Photo de Philippe Davisseau

Photo de Philippe Davisseau

About a year ago, I heard about this crazy project: Les 24 heures du roman. On October 24th 2015, 24 francophone authors from around the world were going to write a 24-chapter book in 24 hours while riding on a Via Rail train from Halifax to Toronto. And since the project was going to highlight the 400th anniversary of Samuel de Champlain’s presence Ontario, the book had to be about Champlain. “That’s nuts!”, I thought.
When I read further, I realized that the organizers were also looking for a few Franco-Ontarian authors that would be interested in taking part. “Hey! I’m a Franco-Ontarian author!”, I thought. And before I knew it, I had applied.
Never in a million years did I think they’d pick me. First, I have never written any books for adults. Second, my application was kind of…well… silly! I wrote a long, rambling essay on the virtues of being able to write on a train even as it travels backwards without feeling nauseous. I’m still not sure what possessed me to apply. This was way out of my comfort zone!

So imagine my surprise when news came that I was one of the 24 authors selected to be writing on the train!

Luckily, I had many months to beef up on my knowledge about Champlain (because, let’s face it, I knew very little) so I read this, and this, and I watched this, and this too. I took notes. I wondered what I’d gotten myself into. I lost sleep. I took more notes…

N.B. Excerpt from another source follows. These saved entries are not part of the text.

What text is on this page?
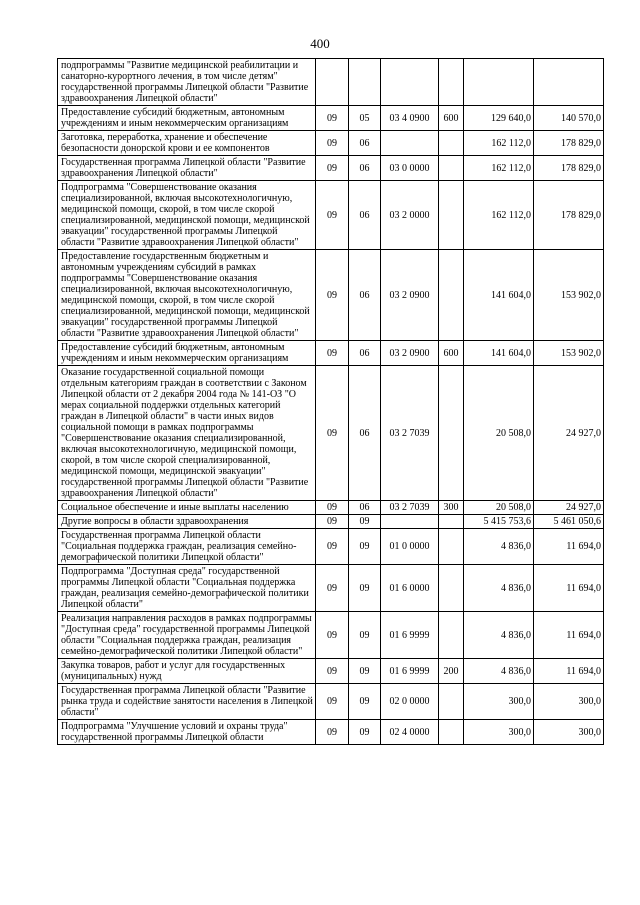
400
подпрограммы "Развитие медицинской реабилитации и санаторно-курортного лечения, в том числе детям" государственной программы Липецкой области "Развитие здравоохранения Липецкой области"						
Предоставление субсидий бюджетным, автономным учреждениям и иным некоммерческим организациям	09	05	03 4 0900	600	129 640,0	140 570,0
Заготовка, переработка, хранение и обеспечение безопасности донорской крови и ее компонентов	09	06			162 112,0	178 829,0
Государственная программа Липецкой области "Развитие здравоохранения Липецкой области"	09	06	03 0 0000		162 112,0	178 829,0
Подпрограмма "Совершенствование оказания специализированной, включая высокотехнологичную, медицинской помощи, скорой, в том числе скорой специализированной, медицинской помощи, медицинской эвакуации" государственной программы Липецкой области "Развитие здравоохранения Липецкой области"	09	06	03 2 0000		162 112,0	178 829,0
Предоставление государственным бюджетным и автономным учреждениям субсидий в рамках подпрограммы "Совершенствование оказания специализированной, включая высокотехнологичную, медицинской помощи, скорой, в том числе скорой специализированной, медицинской помощи, медицинской эвакуации" государственной программы Липецкой области "Развитие здравоохранения Липецкой области"	09	06	03 2 0900		141 604,0	153 902,0
Предоставление субсидий бюджетным, автономным учреждениям и иным некоммерческим организациям	09	06	03 2 0900	600	141 604,0	153 902,0
Оказание государственной социальной помощи отдельным категориям граждан в соответствии с Законом Липецкой области от 2 декабря 2004 года № 141-ОЗ "О мерах социальной поддержки отдельных категорий граждан в Липецкой области" в части иных видов социальной помощи в рамках подпрограммы "Совершенствование оказания специализированной, включая высокотехнологичную, медицинской помощи, скорой, в том числе скорой специализированной, медицинской помощи, медицинской эвакуации" государственной программы Липецкой области "Развитие здравоохранения Липецкой области"	09	06	03 2 7039		20 508,0	24 927,0
Социальное обеспечение и иные выплаты населению	09	06	03 2 7039	300	20 508,0	24 927,0
Другие вопросы в области здравоохранения	09	09			5 415 753,6	5 461 050,6
Государственная программа Липецкой области "Социальная поддержка граждан, реализация семейно-демографической политики Липецкой области"	09	09	01 0 0000		4 836,0	11 694,0
Подпрограмма "Доступная среда" государственной программы Липецкой области "Социальная поддержка граждан, реализация семейно-демографической политики Липецкой области"	09	09	01 6 0000		4 836,0	11 694,0
Реализация направления расходов в рамках подпрограммы "Доступная среда" государственной программы Липецкой области "Социальная поддержка граждан, реализация семейно-демографической политики Липецкой области"	09	09	01 6 9999		4 836,0	11 694,0
Закупка товаров, работ и услуг для государственных (муниципальных) нужд	09	09	01 6 9999	200	4 836,0	11 694,0
Государственная программа Липецкой области "Развитие рынка труда и содействие занятости населения в Липецкой области"	09	09	02 0 0000		300,0	300,0
Подпрограмма "Улучшение условий и охраны труда" государственной программы Липецкой области	09	09	02 4 0000		300,0	300,0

October arrived and I got on a plane to Moncton where I would meet the other 23 authors for the very first time. I was excited and… completely terrified. The room was abuzz with nervous energy. The 24 authors meet for the first timeEach author presented themselves “AA-style” (My name is ___ and I’m a (Franco-Ontarian/French/Quebec/Acadian/Aboriginal) author). Then came the moment when each author was assigned a theme for their chapter. We all held our breath. My chapter would have to be about the legend of the Gougou – a mystical aboriginal man-eating sea-monster said to live in the Baie des chaleurs area and greatly feared by Champlain. “Yes! I can do this,” I thought. My text would be in the middle of the book, sandwiched between Gracia Couturier‘s chapter about the building of Quebec city and Marie-Josée Martin‘s chapter about an interracial marriage. Good company, to be sure!

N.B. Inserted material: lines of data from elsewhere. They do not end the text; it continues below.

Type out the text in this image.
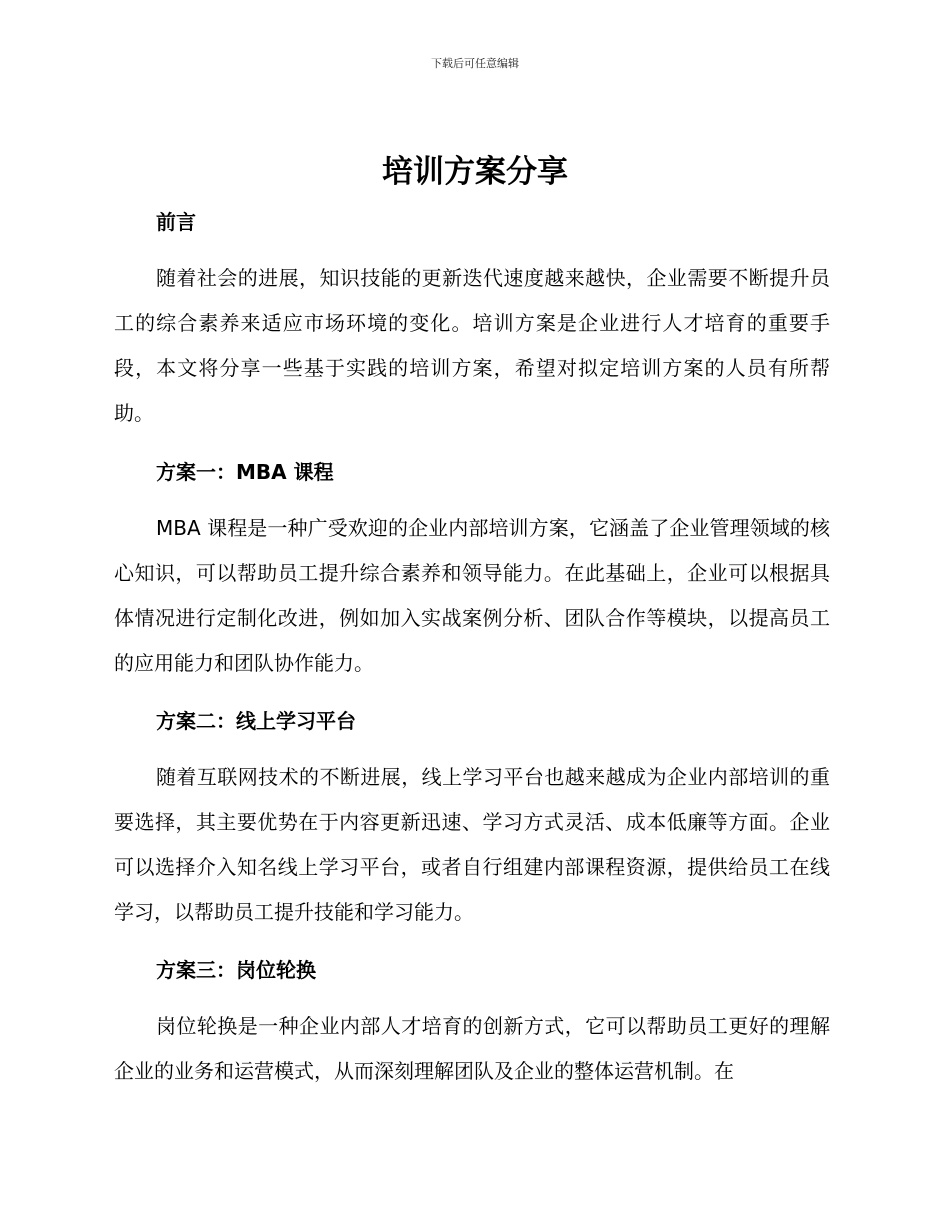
下载后可任意编辑
培训方案分享
前言

随着社会的进展，知识技能的更新迭代速度越来越快，企业需要不断提升员工的综合素养来适应市场环境的变化。培训方案是企业进行人才培育的重要手段，本文将分享一些基于实践的培训方案，希望对拟定培训方案的人员有所帮助。

方案一：MBA 课程

MBA 课程是一种广受欢迎的企业内部培训方案，它涵盖了企业管理领域的核心知识，可以帮助员工提升综合素养和领导能力。在此基础上，企业可以根据具体情况进行定制化改进，例如加入实战案例分析、团队合作等模块，以提高员工的应用能力和团队协作能力。

方案二：线上学习平台

随着互联网技术的不断进展，线上学习平台也越来越成为企业内部培训的重要选择，其主要优势在于内容更新迅速、学习方式灵活、成本低廉等方面。企业可以选择介入知名线上学习平台，或者自行组建内部课程资源，提供给员工在线学习，以帮助员工提升技能和学习能力。

方案三：岗位轮换

岗位轮换是一种企业内部人才培育的创新方式，它可以帮助员工更好的理解企业的业务和运营模式，从而深刻理解团队及企业的整体运营机制。在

12187872_768764019915756_5431047807197249968_nThe following two days were a whirlwind of meetings in small and large groups to chat about how the book was to come together and how each chapter was to anchor the previous and the following one chronologically. We also got to use material from one another’s chapters. Some borrowed characters, items, created little nods… I was thrilled when Viriginia Pésémapéo Bordeleau and Bertrand Laverdure decided to mention the legend of the Gougou in their own chapters, linking it to mine.

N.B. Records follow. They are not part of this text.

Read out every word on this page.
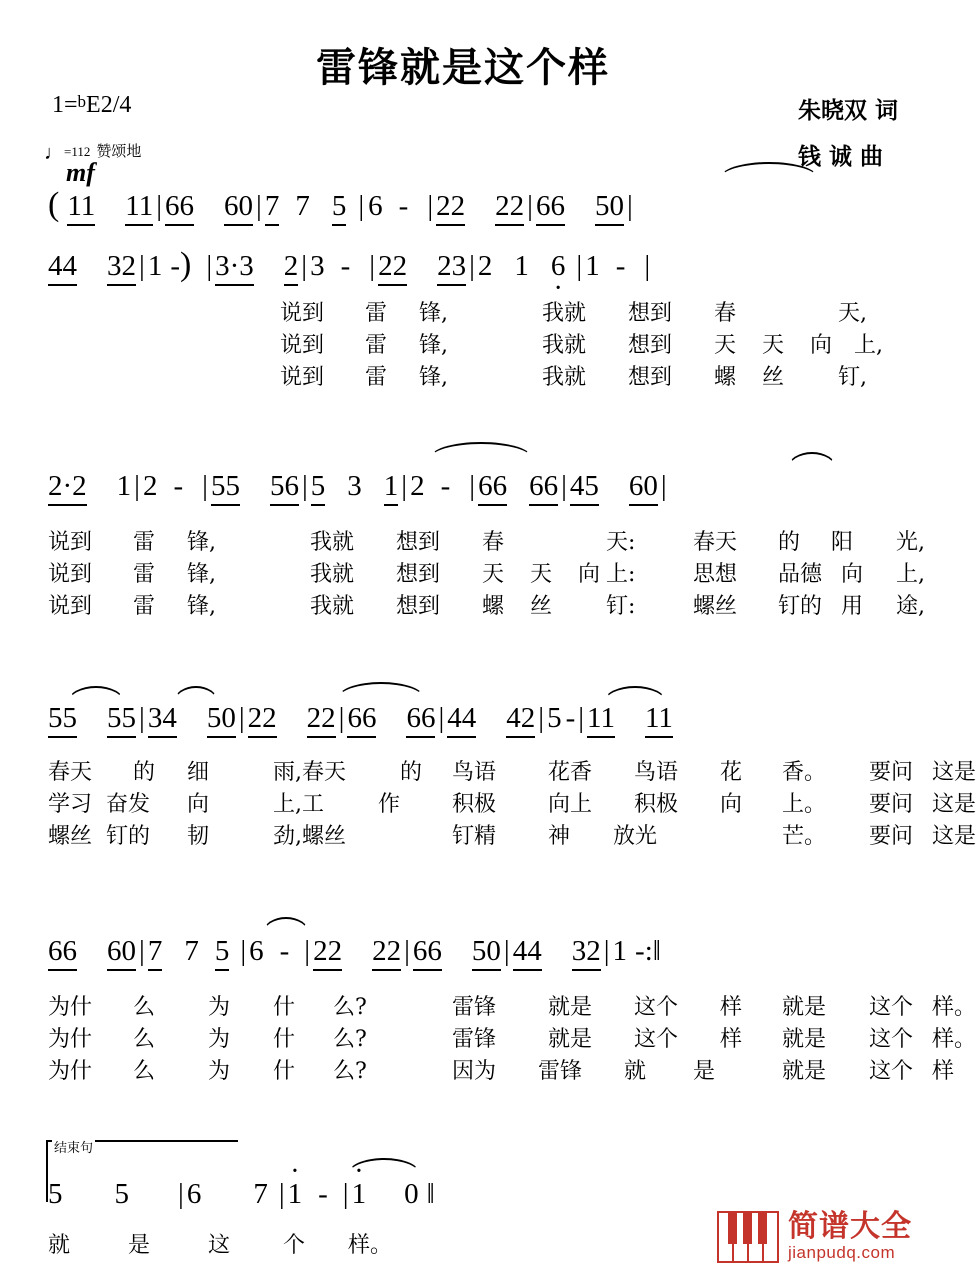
雷锋就是这个样
朱晓双 词
钱 诚 曲
1=$^b$E2/4
♩=112 赞颂地
mf
( 11 11 | 66 60 | 7 7 5 | 6 - | 22 22 | 66 50 |
44 32 | 1 -) | 3·3 2 | 3 - | 22 23 | 2 1 6 · | 1 - |
说到 雷 锋,	我就 想到 春	天,
说到 雷 锋,	我就 想到 天 天 向 上,
说到 雷 锋,	我就 想到 螺 丝 钉,
2·2 1 | 2 - | 55 56 | 5 3 1 | 2 - | 66 66 | 45 60 |
说到 雷 锋,	我就 想到 春	天:	春天 的 阳 光,
说到 雷 锋,	我就 想到 天 天 向 上:	思想 品德 向 上,
说到 雷 锋,	我就 想到 螺 丝 钉:	螺丝 钉的 用 途,
55 55 | 34 50 | 22 22 | 66 66 | 44 42 | 5 - | 11 11
春天 的 细	雨,春天 的 鸟语 花香 鸟语 花 香。 要问 这是
学习 奋发 向	上,工 作 积极 向上 积极 向 上。 要问 这是
螺丝 钉的 韧	劲,螺丝	钉精 神 放光	芒。 要问 这是
66 60 | 7 7 5 | 6 - | 22 22 | 66 50 | 44 32 | 1 -:‖
为什 么 为 什 么?	雷锋 就是 这个 样 就是 这个 样。
为什 么 为 什 么?	雷锋 就是 这个 样 就是 这个 样。
为什 么 为 什 么?	因为 雷锋 就 是	就是 这个 样
结束句
5 5 | 6 7 | · 1 - | · 1 0 ‖
就	是	这 个 样。
简谱大全
jianpudq.com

On the 24th, all 24 authors, the organizers, the publisher, a team of researchers, a team of proofreaders, a musician, our very own barista, a Radio-Canada journalist and a documentary crew boarded Via’s Ocean train in Halifax. Spirits were high! Each author got to their cabin and set up what would become their “office” for the length of the experience. Departure was at noon sharp. Absolutely no writing before that. I started writing at 12:01 as the train pulled out of the station!
I could go on for hours describing the experience but let me sum it up to this: it was INTENSE!

My main concerns were:

  • I had to write a historically accurate chapter that would keep adult readers interested.
  • I had to write it in 12 hours (deadline was at midnight sharp, the rest of the night was for the proofreaders to edit so that the book would be ready by our arrival in Toronto)
  • It had to be 2600 words (give or take 200 words).

Another constraint that I hadn’t planned on, soon made itself clear: I had motion sickness! And, no, the irony of this was not lost on me. So I got myself a ginger ale, made the font size larger on my screen and I plowed ahead. At dinnertime I was at 1600 words. Nowhere near to where I had hoped to be or needed to be. Worst yet, I was pretty much done telling my part of the story. What could I do? Chatting with other authors over dinner helped to give me a few ideas and a second wind. I handed in my chapter at 11:50 pm with a word count of 2200 words. I little short, just like me 😉

Sur les traces de ChamplainSur les traces de Champlain, the book deriving from this extraordinary experience and published by Prise de Parole, will be launched at the Salon du livre de Montréal on November 22nd. It will also be in bookstore by mid-November. A second launch, which I will attend, will take place at the Salon du livre de Toronto on Saturday December 5th at 1pm. I hope to see you there!